The necessary, even noble, cause of protecting voter rights tends to rush by former prisoners. Fortunately, U.S. Attorney General Eric Holder is with the program. He calls out the counterproductive stupidity of permanent disenfranchisement of those who have served their sentences.
Yet in 11 states, even after release, with no probation or parole, former inmates are permanently barred from that most basic rite and right of democracy, casting ballots in elections. Those states are not all Southern, the stupidity spreads through the plains and Southwest. Even allegedly enlightened MA denies prisoners the vote.
Many people will think and even say, “Serve’s ’em right.” Honk. Wrong answer.
As Holder pointed out last week in a speech on justice reform, former prisoners denied real re-entry into society are three times (33% v. 11%) more likely to re-offend, harm society and return to prison. I recall decades ago interviewing the commissioner of corrections in South Carolina, the actually enlightened William D. Leeke. He said it best and plainly, that people are sent to prison as punishment, not for punishment. The loss of liberty is the penalty.
Today, at Left Ahead, Ryan Adams indulged me on this subject. He noted this is both long-hanging fruit and obvious to-do.
Our 23 minutes on the topic follows:
Yet, this subject gets little interest. Holder, among others, cites the evidence and analysis compiled by the Leadership Conference in its recent A Second Chance Re-Entry Report. Among its findings are that 5.8 million Americans are thus disenfranchised. One of 13 African-American men are, four times the rate of non-African-American men.
A key concept here is that the laws that allow this are perpetually punitive. It should be enough to know that doing this cuts off ex-prisoners from society and encourages their recidivism.
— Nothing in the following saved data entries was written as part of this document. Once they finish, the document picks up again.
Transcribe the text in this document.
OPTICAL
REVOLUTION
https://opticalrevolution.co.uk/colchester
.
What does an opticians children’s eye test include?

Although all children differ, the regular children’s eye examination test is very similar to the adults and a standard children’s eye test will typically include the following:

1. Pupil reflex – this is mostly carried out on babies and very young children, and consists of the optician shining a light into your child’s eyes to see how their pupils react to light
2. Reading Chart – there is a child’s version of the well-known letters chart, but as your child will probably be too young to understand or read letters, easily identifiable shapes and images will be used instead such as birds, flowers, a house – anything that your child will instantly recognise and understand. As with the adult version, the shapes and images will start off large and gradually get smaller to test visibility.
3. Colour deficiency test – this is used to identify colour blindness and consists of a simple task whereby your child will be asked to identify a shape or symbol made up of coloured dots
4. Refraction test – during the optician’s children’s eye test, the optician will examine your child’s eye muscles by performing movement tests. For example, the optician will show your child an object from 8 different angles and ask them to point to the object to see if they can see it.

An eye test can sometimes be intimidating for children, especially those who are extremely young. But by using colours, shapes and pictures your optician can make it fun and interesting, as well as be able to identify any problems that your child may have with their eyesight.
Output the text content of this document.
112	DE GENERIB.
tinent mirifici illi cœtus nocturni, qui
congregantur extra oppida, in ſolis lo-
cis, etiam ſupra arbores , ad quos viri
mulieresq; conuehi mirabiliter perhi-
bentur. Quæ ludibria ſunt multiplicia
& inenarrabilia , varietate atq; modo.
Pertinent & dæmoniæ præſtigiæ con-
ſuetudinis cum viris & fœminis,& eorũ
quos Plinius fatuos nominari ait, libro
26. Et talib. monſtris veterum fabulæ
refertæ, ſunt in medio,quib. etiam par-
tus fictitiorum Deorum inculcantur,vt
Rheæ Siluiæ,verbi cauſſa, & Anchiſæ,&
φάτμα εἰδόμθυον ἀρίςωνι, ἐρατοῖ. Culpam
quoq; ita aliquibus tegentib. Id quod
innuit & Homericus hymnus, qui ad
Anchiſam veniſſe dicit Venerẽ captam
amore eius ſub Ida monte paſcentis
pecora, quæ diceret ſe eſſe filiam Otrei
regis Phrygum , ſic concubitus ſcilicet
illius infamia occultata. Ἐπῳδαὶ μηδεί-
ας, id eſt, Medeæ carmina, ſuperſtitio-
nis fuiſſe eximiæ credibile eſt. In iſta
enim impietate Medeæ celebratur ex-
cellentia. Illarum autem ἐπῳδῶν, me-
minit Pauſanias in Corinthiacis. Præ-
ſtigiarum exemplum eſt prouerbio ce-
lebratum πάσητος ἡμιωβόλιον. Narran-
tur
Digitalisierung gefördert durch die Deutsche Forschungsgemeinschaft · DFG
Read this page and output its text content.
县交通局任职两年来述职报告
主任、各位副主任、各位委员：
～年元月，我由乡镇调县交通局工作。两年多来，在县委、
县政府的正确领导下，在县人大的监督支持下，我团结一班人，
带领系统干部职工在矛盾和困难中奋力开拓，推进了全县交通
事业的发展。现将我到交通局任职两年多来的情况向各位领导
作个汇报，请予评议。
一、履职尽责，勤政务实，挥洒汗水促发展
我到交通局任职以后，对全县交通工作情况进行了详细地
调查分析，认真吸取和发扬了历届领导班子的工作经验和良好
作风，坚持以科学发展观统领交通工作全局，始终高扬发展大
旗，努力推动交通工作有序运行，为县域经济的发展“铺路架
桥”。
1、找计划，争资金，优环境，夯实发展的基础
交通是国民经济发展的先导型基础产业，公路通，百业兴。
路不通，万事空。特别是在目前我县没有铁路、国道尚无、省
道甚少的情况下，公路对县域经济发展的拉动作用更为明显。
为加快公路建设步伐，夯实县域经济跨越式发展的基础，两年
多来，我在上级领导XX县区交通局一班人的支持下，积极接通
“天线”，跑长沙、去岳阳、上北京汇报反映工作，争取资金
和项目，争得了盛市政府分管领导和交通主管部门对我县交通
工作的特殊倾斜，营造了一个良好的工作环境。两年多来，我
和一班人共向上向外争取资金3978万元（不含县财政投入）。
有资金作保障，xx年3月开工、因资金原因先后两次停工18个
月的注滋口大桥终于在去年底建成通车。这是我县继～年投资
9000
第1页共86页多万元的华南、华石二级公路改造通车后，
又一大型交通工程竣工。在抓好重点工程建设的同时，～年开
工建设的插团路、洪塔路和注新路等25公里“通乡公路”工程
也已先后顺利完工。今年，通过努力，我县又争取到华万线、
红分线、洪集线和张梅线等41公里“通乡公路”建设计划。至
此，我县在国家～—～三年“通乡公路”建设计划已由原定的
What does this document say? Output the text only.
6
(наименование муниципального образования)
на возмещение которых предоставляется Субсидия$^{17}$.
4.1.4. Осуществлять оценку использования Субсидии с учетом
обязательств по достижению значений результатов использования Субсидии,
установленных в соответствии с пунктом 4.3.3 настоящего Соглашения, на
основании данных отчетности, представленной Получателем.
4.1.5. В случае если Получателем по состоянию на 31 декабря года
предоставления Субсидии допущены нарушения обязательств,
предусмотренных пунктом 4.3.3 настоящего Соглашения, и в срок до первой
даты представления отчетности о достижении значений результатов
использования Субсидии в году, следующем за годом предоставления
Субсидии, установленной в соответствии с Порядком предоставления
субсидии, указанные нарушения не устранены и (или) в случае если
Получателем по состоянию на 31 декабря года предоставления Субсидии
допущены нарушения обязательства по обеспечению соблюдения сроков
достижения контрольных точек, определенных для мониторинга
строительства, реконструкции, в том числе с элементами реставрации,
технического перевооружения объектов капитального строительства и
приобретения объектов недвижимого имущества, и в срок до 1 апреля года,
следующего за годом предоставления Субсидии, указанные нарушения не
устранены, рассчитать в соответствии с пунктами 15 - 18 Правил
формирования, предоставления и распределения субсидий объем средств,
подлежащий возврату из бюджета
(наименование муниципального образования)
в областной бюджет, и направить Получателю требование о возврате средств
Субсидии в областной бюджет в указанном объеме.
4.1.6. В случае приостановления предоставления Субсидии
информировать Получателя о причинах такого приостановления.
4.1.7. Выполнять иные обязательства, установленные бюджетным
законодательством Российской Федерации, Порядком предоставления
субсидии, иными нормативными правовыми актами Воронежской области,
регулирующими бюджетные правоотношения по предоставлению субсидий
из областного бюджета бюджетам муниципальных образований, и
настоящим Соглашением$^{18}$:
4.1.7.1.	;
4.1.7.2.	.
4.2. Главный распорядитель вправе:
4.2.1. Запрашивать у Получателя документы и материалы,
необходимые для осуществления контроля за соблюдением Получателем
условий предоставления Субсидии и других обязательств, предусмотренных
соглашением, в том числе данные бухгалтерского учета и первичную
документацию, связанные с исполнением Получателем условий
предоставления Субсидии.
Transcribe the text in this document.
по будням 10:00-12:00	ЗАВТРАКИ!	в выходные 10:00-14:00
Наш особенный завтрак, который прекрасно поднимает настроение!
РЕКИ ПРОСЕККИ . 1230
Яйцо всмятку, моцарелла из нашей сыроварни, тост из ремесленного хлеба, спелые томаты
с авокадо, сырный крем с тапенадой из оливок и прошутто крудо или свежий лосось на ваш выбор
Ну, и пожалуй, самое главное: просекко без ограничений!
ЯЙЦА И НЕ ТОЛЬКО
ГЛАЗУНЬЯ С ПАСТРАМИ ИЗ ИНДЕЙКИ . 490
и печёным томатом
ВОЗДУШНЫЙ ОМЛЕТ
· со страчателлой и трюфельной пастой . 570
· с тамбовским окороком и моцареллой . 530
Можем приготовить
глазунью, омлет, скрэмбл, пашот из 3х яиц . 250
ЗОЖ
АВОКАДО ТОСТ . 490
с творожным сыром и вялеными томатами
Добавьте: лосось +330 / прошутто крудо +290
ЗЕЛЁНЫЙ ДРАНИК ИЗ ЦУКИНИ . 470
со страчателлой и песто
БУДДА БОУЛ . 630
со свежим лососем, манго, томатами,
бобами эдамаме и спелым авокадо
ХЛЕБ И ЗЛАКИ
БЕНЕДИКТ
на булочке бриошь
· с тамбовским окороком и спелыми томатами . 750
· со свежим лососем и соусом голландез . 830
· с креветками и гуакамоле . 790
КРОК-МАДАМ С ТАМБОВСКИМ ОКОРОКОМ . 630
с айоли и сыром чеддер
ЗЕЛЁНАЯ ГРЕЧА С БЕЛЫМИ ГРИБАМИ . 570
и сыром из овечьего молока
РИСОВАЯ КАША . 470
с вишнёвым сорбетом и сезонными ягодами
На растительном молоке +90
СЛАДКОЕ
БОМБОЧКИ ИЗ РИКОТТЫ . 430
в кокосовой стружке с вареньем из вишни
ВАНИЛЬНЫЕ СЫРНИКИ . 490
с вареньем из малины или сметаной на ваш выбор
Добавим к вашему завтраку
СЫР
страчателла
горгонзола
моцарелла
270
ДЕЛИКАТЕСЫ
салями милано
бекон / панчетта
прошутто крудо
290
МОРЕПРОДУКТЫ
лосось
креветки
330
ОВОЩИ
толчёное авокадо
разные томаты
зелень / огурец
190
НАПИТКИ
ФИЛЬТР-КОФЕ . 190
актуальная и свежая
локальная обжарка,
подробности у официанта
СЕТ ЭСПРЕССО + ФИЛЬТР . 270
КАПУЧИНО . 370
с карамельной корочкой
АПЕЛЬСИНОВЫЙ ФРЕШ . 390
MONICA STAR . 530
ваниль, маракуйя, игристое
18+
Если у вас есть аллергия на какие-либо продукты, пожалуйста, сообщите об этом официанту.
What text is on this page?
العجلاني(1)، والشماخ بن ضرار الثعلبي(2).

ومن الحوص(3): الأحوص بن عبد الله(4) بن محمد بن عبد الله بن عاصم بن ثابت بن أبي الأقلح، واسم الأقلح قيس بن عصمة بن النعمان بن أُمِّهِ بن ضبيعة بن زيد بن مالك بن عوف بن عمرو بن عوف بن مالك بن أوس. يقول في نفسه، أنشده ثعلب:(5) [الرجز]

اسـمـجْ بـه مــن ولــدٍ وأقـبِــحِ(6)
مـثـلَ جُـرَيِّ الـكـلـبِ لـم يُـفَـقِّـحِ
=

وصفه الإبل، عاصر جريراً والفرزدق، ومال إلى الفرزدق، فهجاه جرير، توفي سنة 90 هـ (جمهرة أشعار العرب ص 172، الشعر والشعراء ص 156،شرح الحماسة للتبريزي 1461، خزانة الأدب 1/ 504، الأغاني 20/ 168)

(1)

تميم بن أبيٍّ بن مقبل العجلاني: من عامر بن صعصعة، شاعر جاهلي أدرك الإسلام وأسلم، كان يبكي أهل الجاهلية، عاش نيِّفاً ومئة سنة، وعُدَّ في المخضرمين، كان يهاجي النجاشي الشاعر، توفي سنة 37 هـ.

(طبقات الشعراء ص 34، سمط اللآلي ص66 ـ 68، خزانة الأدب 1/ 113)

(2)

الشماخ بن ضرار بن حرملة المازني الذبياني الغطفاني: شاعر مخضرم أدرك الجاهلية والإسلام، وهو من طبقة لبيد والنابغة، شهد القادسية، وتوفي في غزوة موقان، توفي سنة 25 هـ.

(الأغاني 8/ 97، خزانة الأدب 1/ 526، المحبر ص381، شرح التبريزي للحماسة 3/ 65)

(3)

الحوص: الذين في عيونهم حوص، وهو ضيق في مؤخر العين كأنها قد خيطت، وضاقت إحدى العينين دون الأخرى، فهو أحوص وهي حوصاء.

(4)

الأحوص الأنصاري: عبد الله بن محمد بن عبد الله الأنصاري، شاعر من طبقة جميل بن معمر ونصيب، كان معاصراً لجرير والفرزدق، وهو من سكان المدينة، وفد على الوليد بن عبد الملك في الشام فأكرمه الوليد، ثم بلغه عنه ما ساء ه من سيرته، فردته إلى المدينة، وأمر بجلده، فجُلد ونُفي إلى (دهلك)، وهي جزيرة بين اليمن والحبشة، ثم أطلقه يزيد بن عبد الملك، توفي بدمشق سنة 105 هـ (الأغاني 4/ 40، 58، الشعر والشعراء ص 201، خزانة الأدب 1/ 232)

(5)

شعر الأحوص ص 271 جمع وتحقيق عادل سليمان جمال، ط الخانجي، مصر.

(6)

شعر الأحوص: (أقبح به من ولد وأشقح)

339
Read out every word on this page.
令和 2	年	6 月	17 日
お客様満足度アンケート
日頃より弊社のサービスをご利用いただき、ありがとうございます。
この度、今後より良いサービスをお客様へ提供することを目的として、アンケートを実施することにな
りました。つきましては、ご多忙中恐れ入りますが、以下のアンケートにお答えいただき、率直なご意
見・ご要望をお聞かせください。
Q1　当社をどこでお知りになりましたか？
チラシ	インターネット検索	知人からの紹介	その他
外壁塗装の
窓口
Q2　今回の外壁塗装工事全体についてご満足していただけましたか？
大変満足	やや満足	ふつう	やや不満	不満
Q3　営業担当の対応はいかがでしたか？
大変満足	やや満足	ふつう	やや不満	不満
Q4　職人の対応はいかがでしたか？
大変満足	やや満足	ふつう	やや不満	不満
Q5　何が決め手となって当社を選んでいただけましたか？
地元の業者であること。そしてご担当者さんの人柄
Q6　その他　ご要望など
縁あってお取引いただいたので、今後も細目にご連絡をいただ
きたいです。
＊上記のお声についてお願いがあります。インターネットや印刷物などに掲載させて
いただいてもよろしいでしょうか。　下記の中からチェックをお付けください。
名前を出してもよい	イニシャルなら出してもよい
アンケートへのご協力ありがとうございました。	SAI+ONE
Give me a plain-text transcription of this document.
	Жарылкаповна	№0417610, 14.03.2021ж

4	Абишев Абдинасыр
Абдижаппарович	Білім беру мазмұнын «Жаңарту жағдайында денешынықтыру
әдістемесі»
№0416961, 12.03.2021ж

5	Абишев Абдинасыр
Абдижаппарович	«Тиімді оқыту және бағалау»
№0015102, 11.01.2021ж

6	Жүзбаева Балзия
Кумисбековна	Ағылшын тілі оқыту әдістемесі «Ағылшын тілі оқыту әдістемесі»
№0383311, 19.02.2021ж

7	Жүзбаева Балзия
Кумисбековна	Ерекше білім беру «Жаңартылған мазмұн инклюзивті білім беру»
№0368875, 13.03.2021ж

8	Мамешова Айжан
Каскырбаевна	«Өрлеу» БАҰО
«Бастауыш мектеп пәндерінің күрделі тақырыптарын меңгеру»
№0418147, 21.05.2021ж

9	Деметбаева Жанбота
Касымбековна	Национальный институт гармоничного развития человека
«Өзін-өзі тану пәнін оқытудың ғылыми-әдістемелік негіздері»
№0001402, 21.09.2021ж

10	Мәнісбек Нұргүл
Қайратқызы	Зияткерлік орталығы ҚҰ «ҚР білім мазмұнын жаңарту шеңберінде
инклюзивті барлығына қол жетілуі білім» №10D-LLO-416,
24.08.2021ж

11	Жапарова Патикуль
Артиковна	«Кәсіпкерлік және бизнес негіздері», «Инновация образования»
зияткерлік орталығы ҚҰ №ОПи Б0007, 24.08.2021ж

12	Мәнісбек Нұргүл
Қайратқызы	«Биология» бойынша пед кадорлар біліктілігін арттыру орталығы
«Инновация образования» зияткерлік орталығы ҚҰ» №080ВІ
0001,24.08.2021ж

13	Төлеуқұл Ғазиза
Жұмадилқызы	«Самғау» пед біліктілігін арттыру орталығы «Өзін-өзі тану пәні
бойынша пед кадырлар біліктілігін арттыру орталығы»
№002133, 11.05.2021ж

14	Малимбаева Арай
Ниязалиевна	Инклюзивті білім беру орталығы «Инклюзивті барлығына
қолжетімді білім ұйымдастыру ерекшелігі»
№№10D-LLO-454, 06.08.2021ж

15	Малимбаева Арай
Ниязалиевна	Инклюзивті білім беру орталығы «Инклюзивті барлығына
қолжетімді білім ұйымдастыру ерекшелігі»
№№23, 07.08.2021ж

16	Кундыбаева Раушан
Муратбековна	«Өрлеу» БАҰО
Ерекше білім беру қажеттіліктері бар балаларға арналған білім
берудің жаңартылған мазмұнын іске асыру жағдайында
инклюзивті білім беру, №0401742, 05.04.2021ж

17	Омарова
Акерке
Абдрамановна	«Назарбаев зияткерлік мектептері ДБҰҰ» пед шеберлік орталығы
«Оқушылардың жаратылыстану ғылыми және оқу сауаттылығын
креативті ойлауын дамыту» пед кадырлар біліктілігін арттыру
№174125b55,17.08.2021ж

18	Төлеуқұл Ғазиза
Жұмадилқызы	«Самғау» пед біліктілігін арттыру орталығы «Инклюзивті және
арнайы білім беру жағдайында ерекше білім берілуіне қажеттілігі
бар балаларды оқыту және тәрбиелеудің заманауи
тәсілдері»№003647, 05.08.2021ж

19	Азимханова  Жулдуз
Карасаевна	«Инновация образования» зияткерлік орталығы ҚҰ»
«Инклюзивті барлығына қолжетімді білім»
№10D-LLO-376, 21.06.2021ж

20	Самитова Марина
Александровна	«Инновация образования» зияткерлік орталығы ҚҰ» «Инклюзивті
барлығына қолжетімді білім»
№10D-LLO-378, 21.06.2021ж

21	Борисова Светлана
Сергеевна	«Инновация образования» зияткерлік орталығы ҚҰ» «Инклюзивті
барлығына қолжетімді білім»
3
Instead, many have some medieval concept or perhaps sense of schadenfreude that once you’ve done something wrong, there is no redemption, no forgiveness.
There’s a feeble attempt to remedy this nationwide through such efforts at the Democracy Restoration Act. Introduced in the U.S. House in June 2011, it is moldering in the Subcommittee on the Constitution. Lackaday, it had a single sponsor, John Conyers Jr. of MI and two co-sponsors, William Macy Clay of MO and Edolphus Towns of NY. Clearly, it goes nowhere until more co-sponsors sign or or a heavy-hitting Rep picks it up.
I’ve asked my guy, Rep. Mike Capuano, to get with this program.
We can hear the states-rights bozos saying the same thing as the anti-marriage-equality folk do with let-each-state do this. Yet we also know that on big issues Congress or the Supremes jump in, as they did with and Voting Rights Act and such.
We are the only democracy that pulls this crazy stuff. We need to knock it off. If you are supposed to pay your debt to society, then we need to clear the ledger.